At the request of Dow Chemical and two other pesticide manufacturers, the Trump administration is poised to ignore federal scientists’ findings about the risks of three pesticides.
That is politics as usual.
Manufacturers want to be able to continue selling the chemicals – diazinon, malathion and chlorpyrifos. Republicans, including Environmental Protection Agency head Scott Pruitt, want less government interference in private industry and have little love for the Endangered Species Act.
That philosophy, though, presents two significant problems.
First, humans are hardly immune from the negative effects of chemicals. Pruitt recently reversed an Obama-era effort to ban the use of chlorpyrifos after studies found that even tiny levels of exposure could hinder the development of children’s brains.

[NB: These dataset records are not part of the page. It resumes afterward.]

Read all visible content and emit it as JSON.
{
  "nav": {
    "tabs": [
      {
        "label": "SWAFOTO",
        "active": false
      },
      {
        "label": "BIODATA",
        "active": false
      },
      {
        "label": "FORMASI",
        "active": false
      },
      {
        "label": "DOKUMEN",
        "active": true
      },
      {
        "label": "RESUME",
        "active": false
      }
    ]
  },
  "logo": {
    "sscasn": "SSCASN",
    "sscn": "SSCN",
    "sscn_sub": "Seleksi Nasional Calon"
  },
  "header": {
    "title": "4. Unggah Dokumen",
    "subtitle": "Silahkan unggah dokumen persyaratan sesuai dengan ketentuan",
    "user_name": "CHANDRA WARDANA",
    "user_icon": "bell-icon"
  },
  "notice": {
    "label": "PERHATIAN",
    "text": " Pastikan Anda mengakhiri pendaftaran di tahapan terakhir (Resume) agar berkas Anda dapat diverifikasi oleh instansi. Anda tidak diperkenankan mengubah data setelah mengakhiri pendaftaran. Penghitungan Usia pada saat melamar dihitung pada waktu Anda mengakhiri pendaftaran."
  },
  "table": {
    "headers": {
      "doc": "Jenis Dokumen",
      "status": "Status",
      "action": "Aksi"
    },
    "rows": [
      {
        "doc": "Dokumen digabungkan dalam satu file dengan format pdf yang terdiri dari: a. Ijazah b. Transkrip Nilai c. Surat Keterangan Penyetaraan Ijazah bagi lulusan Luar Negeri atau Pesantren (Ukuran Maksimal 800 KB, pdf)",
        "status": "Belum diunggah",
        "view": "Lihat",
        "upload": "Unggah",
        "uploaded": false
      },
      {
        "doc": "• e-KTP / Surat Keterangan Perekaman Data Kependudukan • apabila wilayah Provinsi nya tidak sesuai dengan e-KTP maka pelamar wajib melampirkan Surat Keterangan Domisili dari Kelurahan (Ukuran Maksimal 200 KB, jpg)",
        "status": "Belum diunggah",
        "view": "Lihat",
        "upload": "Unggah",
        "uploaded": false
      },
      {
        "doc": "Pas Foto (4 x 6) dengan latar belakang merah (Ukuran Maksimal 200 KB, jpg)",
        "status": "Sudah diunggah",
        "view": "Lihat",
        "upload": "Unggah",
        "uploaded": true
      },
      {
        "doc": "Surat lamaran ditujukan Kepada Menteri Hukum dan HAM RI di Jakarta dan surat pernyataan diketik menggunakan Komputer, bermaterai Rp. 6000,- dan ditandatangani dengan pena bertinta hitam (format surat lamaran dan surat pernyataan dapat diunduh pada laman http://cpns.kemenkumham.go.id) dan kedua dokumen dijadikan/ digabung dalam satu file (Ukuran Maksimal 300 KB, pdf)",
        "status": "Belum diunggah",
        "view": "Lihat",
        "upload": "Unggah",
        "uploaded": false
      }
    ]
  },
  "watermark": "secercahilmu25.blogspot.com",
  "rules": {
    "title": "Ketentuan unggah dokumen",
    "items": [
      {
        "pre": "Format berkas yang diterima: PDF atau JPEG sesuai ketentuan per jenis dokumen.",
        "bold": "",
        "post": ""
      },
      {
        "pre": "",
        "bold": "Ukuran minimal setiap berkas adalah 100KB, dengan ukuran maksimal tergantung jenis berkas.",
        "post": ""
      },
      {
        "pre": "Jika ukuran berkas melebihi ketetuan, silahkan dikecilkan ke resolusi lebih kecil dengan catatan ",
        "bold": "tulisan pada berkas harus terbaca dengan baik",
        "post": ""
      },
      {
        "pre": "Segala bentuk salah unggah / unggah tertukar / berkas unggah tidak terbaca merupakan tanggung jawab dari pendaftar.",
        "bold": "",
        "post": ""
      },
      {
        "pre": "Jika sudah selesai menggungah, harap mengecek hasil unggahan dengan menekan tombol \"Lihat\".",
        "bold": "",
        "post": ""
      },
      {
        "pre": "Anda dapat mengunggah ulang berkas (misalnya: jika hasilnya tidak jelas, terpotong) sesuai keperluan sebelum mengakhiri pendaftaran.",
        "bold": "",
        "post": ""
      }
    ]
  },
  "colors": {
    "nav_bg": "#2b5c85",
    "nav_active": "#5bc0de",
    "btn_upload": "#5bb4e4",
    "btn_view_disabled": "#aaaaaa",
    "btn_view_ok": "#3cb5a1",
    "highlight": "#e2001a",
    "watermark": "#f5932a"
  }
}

Maybe that risk is valid; maybe it’s not. Scientific studies are the only way to find out, and those studies must be objective. The chemical industry has a financial stake. Who, then, is responsible for determining, objectively, whether chlorpyrifos really is dangerous? The federal government should act on behalf of constituents.
The second issue again is political: According to the Associated Press, regulators at three federal agencies are close to issuing findings expected to result in new limits on use of the pesticides.
Meanwhile, Dow’s CEO is a close advisor to the president and Dow contributed $1 million for inaugural parties. Can Americans expect the president to weigh science more heavily than an advantageous relationship? Not likely.
Yet, sound science is valid regardless of whether it is accepted. Pretending that a chemical cannot possibly be dangerous does not, in reality, make the danger go away. It just keeps the profits flowing.
The American people deserve to know whether chemical pesticides are dangerous. It is certainly logical that chemicals designed to kill unwanted species may endanger others as well. That doesn’t necessarily mean they can be completely and instantly banned; food production, for example, also is a consideration.
The solution to this problem is not going to be easy or neat, but it should not involve ignoring science.
“Studying the issue” should mean scientifically analyzing evidence, not figuring out how a decision might affect campaign contributions. Science is a tool, and this administration should embrace its use, not politicize and dismiss it. Americans should demand that.